The Latin course is full of drunken parrots. And I found one naturalistic joke pretty funny - "stercum sordidum in latrina sedet." = The dirty poop sits/floats in the toilet. They don't have a TTS voice for that course, but the contributors themselves recorded the sentences. For this one, the narrator sounded like he was declaring important news in the forum.
I have never heard of any man being called "cat" in Finnish. Is it some kind of a youngster language that I am not always quite aware of?
I think cats are always women, e.g., "kuuma kissa" is a really hot girl/woman.
This one is "kuuma ranskalainen misu". ("kissa" = "kisu" = "misu" = "mirri". Also "katti", but girl is never "katti", that is only a cat")
I've only seen guys being called "cats" in old movies. Maybe it was a thing back in the 1950s or 1960s. Definitely not a thing now lol.
Though there is a very slangy way to refer to rich people - "fat cats". You do hear that every once in a while. (and it's not a compliment hehe)

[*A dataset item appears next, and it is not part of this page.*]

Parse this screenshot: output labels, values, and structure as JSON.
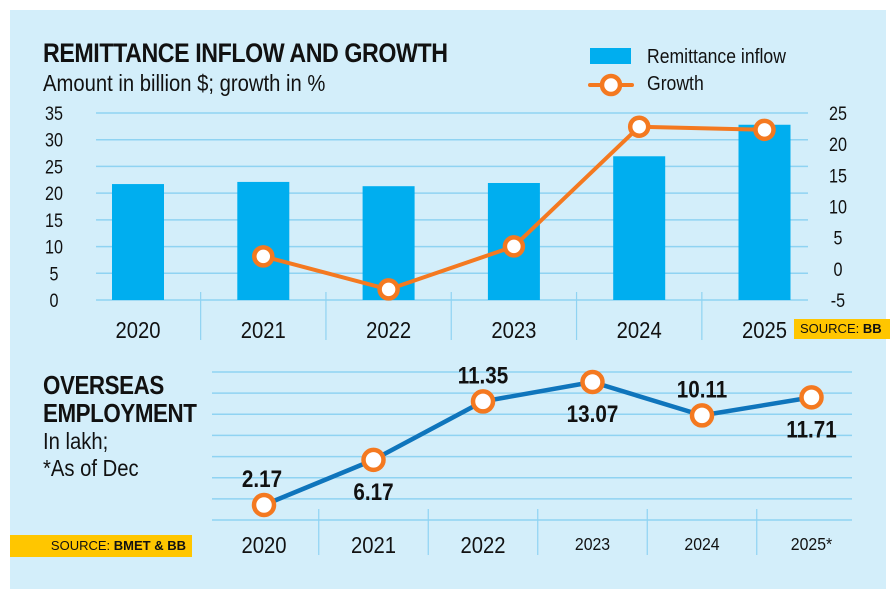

The basic idea in making a question is to change the word order and add "ko" or "kö" to the end of the verb.
Minä olen -> Olenko minä?
Sinä syöt -> Syötkö sinä?
Hän on aivan yksin -> Onko hän aivan yksin?
Lähdemme rannalle uimaan -> Lähdemmekö rannalle uimaan?
Te asutte kahdestaan -> Asutteko te kahdestaan?
He laulavat hyvin yhdessä -> Laulavatko he hyvin yhdessä?
It's very simple.
It should be clarified a bit, because "musta" is a tricky word. First of all, "musta" is, of course, "black", but in spoken language it can mean more.
"Ei se musta puhu" can mean:
That black doesn´t speak (se musta ei puhu), or
It´s not talk about me (se ei puhu minusta), or
I don't think it speaks (minun mielestäni se ei puhu).
All of those we say "ei se musta puhu" or "musta se ei puhu".
So, "I don't think it's talking about me" is in Finnish "Musta se ei puhu musta".
Nor does the literary language help with that, because the literary language has the same: "Minusta se ei puhu minusta". (Ok, you can also say "Mielestäni se ei puhu minusta", both are right.)
This course is full of boring sentences about ordering coffee and painting houses. Duolingo is known for throwing in some fun ones every now and then.
You are also not supposed to parrot (hah!) these sentences like it's the 1970's and you've done a "Finnish for businessmen" course, the idea is to learn the words and the sentences and then be able to combine them into, for example, Puhuuko tuo lapsi ranskaa?.